13.01.2015

Panel Kalkuliert mit Kontingenz, Jahresthema 2014/15: Die Gegenwart der Zukunft

 

Panel „Kalkuliert mit Kontingenz“, cx-Vortragsreihe „Gegenwart der Zukunft“
cx centrum für interdisziplinäre studien, Akademie der Bildenden Künste München

 

Die cx-Vortragsreihe „Gegenwart der Zukunft“ findet ihre Fortsetzung mit der bekannten italienischen Soziologin Elena Esposito und der international erfolgreichen Künstlerin Nora Schultz. Unter dem Titel „Kalkuliert mit Kontingenz“ diskutieren die Professorin für Kommunikationssoziologie an der Universität in Modena und die in Berlin und New York lebende Künstlerin über Wege und Mittel, Kontingenz und Unerwartetes in wissenschaftliche Prognosen und künstlerische Fiktionen des Zukünftigen miteinzubeziehen.

 

Espositos Beitrag zur Veranstaltung knüpft an ihr Buch Die Fiktion der wahrscheinlichen Realität an. In ihm zeigt die Wissenschaftlerin auf, dass zwischen zukünftigen Prognosen, die auf Wahrscheinlichkeitsrechnungen beruhen, und Fiktionen zukünftiger Welten kein wesentlicher Unterschied besteht. Wahrscheinlichkeitsrechnungen sind kaum dafür geeignet Zukunft vorherzubestimmen, sondern stellen vielmehr selbst eine Quelle spezifischer Risiken dar. Der große Nachteil ihrer Formalisierung besteht vor allem in der Unfähigkeit, Wechselwirkungen, Rückbezüglichkeiten und Kontingenz zu berücksichtigen.

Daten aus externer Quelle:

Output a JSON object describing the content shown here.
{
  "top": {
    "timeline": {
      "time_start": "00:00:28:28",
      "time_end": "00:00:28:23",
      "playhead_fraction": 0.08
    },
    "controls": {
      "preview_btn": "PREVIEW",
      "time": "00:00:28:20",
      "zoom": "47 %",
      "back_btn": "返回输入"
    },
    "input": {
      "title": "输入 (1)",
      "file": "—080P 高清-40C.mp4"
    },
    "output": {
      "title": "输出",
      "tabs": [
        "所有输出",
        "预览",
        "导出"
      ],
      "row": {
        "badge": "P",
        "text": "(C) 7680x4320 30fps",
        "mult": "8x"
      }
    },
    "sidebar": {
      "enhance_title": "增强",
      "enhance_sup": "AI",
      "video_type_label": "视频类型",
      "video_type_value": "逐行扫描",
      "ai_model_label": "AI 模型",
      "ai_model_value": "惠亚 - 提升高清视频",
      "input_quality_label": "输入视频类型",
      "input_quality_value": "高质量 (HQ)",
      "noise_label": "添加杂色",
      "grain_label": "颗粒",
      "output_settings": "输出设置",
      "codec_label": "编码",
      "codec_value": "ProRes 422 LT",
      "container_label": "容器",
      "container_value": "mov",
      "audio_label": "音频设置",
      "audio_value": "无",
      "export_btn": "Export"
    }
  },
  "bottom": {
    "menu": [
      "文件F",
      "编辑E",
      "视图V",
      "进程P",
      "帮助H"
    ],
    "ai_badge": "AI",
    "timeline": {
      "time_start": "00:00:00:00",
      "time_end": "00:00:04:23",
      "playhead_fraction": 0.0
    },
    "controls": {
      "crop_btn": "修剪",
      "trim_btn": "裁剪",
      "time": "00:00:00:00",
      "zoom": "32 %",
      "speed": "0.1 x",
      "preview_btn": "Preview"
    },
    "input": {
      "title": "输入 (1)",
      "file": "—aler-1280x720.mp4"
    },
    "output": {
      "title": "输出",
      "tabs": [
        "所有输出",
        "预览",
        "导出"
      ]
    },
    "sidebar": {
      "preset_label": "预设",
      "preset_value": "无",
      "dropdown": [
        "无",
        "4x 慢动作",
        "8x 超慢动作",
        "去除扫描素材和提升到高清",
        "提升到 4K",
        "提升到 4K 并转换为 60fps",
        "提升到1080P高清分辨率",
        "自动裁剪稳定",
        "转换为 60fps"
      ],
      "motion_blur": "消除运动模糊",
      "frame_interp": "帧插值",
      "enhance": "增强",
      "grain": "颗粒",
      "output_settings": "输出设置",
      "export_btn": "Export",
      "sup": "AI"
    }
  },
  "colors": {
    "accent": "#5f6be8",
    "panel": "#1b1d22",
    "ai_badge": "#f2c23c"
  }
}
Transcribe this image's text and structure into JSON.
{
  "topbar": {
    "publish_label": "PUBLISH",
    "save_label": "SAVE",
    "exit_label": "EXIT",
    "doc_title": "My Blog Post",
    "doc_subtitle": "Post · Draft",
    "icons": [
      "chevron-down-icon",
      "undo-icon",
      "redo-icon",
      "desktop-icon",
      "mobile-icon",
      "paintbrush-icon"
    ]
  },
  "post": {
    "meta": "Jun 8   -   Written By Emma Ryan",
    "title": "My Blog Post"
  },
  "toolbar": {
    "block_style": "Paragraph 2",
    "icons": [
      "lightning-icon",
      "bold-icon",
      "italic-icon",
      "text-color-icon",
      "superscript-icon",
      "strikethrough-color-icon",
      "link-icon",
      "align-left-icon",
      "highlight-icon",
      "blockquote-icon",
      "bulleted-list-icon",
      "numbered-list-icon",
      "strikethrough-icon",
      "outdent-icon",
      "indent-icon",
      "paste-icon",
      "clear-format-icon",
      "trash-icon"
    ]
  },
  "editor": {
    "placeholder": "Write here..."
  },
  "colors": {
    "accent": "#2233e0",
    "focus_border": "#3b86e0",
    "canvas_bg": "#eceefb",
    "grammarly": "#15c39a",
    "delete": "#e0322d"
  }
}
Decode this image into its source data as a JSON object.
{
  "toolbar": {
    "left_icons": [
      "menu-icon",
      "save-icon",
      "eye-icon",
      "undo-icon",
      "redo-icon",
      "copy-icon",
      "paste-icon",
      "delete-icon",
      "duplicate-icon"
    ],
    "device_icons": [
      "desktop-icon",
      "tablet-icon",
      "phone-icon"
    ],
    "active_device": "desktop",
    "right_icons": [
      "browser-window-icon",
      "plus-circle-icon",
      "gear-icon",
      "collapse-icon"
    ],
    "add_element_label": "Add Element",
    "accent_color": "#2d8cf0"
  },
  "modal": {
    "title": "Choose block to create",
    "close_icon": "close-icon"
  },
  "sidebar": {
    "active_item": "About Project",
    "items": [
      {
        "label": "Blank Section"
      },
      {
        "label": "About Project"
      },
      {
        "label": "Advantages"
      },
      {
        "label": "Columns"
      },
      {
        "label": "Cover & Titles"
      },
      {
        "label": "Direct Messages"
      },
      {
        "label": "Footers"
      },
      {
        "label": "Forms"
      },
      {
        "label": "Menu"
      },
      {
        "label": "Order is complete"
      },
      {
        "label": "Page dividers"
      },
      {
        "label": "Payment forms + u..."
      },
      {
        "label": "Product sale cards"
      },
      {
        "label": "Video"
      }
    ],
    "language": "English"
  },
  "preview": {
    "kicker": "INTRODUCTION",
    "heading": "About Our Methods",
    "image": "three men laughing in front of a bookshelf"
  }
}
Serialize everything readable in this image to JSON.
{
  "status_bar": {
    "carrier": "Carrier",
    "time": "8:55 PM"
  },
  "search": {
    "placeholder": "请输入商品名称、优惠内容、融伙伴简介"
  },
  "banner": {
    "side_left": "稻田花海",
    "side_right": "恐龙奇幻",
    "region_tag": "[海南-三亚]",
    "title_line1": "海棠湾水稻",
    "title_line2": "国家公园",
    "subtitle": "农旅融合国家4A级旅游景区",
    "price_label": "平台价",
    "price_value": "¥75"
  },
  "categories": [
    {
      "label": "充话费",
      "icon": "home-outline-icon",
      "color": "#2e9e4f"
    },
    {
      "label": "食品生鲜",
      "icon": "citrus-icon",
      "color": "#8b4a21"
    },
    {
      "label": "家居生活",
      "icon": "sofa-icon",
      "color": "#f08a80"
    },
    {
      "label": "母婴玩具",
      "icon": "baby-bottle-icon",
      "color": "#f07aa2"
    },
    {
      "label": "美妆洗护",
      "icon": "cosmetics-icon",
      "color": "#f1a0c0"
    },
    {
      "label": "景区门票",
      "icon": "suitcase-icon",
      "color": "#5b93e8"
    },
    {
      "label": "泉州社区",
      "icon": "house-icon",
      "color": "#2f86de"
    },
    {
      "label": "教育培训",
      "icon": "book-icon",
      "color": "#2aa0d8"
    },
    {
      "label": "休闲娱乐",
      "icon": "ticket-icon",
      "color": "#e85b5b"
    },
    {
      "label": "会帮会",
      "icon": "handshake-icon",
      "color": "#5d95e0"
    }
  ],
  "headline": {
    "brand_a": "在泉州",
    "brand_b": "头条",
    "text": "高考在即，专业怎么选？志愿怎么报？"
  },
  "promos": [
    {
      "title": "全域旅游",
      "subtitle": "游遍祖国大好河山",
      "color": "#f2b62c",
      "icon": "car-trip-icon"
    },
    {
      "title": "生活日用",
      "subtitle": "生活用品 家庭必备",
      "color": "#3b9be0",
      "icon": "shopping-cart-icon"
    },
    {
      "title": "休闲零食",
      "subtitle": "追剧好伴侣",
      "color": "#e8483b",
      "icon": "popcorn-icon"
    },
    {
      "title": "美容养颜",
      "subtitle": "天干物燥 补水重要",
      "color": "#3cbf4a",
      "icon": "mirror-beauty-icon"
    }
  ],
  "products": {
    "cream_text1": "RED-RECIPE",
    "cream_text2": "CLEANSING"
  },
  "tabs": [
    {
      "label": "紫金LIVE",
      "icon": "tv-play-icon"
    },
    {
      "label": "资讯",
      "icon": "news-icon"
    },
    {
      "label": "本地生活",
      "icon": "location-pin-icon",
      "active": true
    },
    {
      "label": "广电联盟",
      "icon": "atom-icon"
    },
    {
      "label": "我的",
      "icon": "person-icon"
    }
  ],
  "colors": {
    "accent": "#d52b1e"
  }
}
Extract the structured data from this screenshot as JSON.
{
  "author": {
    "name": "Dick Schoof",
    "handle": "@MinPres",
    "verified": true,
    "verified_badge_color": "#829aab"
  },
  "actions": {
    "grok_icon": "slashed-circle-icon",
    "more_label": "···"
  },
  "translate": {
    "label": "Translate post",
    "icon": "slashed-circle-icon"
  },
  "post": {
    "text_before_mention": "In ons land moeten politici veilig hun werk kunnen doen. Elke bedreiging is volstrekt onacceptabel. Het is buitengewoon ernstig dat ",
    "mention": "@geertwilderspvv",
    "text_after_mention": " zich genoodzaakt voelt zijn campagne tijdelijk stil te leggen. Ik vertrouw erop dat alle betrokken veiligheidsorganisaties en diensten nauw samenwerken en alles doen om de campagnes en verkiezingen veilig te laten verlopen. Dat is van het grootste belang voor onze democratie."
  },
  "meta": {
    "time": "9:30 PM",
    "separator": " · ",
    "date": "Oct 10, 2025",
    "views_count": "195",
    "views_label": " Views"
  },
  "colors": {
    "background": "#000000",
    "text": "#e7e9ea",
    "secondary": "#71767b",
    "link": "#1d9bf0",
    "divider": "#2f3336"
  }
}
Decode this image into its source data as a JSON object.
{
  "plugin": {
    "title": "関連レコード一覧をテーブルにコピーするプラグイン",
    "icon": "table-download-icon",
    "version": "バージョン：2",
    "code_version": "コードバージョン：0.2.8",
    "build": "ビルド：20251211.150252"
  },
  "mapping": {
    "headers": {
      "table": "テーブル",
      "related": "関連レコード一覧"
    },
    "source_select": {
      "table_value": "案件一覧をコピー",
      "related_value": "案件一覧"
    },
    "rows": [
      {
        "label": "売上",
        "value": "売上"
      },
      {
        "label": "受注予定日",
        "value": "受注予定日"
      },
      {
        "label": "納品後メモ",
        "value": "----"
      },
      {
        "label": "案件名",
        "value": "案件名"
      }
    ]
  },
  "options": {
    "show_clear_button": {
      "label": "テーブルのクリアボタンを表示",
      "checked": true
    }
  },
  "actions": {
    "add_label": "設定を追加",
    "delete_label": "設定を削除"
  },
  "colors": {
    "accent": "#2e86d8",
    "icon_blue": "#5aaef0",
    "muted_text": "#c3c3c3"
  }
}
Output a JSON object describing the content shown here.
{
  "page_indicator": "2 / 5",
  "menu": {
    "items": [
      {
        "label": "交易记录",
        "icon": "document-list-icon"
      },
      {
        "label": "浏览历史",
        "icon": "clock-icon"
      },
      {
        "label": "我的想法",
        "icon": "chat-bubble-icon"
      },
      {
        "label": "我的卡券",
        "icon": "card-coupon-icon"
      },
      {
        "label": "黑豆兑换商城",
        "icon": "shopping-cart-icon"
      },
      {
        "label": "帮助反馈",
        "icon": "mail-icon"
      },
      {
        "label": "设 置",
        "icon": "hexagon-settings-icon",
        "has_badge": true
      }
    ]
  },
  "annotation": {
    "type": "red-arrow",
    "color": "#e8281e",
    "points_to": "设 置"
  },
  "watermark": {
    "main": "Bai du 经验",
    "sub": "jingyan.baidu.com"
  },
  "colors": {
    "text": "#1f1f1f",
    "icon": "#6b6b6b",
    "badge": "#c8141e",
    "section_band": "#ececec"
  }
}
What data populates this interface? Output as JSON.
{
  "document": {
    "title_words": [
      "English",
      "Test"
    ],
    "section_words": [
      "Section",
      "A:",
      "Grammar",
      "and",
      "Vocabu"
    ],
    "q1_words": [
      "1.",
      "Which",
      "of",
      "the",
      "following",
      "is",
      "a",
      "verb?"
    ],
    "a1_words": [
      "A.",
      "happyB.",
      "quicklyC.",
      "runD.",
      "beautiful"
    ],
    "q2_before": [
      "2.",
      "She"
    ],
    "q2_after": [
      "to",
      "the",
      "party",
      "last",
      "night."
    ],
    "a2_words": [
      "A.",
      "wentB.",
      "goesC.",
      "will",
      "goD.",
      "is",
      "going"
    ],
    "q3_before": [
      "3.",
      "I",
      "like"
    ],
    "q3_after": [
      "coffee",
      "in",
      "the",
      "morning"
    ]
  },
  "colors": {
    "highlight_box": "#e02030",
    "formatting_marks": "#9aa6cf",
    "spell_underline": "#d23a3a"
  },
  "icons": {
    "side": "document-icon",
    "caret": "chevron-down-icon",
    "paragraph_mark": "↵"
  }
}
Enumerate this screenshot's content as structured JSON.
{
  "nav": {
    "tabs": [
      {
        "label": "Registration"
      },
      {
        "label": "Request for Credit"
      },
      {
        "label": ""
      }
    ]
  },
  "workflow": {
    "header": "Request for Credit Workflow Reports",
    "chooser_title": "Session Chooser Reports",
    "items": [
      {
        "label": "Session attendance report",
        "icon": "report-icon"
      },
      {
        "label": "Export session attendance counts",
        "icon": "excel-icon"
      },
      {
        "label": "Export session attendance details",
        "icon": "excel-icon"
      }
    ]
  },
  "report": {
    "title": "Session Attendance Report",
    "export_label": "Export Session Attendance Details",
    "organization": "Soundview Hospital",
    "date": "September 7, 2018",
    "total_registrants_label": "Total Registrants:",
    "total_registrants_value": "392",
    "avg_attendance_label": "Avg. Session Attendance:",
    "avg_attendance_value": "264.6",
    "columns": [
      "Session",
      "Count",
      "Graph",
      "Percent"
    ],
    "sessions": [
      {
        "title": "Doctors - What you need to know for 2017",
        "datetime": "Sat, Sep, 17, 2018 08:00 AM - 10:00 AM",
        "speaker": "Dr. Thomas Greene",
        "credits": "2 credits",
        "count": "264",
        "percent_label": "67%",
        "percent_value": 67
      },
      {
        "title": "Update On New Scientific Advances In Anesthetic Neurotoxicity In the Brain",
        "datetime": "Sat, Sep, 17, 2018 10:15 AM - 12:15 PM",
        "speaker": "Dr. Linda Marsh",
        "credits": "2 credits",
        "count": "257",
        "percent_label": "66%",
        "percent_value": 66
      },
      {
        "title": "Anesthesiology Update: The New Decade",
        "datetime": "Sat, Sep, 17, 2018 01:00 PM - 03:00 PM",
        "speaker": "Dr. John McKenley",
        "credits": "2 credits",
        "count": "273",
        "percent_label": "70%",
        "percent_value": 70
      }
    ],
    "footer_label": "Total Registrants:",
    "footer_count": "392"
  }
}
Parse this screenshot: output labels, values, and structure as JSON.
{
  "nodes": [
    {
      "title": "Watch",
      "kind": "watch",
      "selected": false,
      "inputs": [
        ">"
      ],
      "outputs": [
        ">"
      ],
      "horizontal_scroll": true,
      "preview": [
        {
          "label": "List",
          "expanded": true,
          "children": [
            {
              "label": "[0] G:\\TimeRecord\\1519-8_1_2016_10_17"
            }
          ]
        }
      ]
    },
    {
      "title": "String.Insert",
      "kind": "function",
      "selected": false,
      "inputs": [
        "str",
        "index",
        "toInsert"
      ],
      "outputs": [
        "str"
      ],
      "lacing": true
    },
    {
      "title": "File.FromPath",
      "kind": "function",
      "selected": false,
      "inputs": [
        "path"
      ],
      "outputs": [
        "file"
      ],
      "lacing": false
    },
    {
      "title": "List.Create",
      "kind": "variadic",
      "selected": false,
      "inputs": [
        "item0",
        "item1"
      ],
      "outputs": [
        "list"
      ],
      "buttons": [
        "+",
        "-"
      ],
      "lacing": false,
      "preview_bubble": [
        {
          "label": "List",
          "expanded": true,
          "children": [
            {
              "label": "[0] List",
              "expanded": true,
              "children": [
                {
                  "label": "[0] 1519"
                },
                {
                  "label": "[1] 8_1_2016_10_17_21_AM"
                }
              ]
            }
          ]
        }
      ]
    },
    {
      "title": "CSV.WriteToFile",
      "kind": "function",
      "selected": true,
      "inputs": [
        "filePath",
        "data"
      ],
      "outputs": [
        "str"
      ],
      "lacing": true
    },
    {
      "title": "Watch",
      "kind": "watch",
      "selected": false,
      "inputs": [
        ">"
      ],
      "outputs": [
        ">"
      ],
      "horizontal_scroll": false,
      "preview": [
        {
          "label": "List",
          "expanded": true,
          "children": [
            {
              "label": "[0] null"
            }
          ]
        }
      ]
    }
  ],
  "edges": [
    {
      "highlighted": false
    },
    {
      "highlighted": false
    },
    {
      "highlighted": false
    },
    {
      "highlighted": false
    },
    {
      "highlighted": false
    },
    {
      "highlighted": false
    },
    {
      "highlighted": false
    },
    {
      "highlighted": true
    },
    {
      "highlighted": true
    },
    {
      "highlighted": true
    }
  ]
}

Elena Esposito lehrt Kommunikationssoziologie an der Universität Modena/Reggio Emilia. Sie arbeitet mit einem systemtheoretischen Ansatz hauptsächlich zu Fragen der sozialen Verwaltung der Zeit, etwa zu Gedächtnis und Vergessen, Mode und Vergänglichkeit, Wahrscheinlichkeitskalkül, Fiktion und Gebrauch der Zeit im Finanzwesen. Ihre gegenwärtigen Forschungsprojekte konzentrieren sich auf Möglichkeit und Formen des Vergessens im Web und die Verbreitung von Ratings und Rankings für die Informationsverwaltung. Zu ihren Monographien zählen: Die Zukunft der Futures. Die Zeit des Geldes in Finanzwelt und Gesellschaft (2010, engl. 2011); Die Fiktion der wahrscheinlichen Realität, 2007; Die Verbindlichkeit des Vorübergehenden. Paradoxien der Mode (2004); Soziales Vergessen. Formen und Medien des Gedächtnisses der Gesellschaft (2002).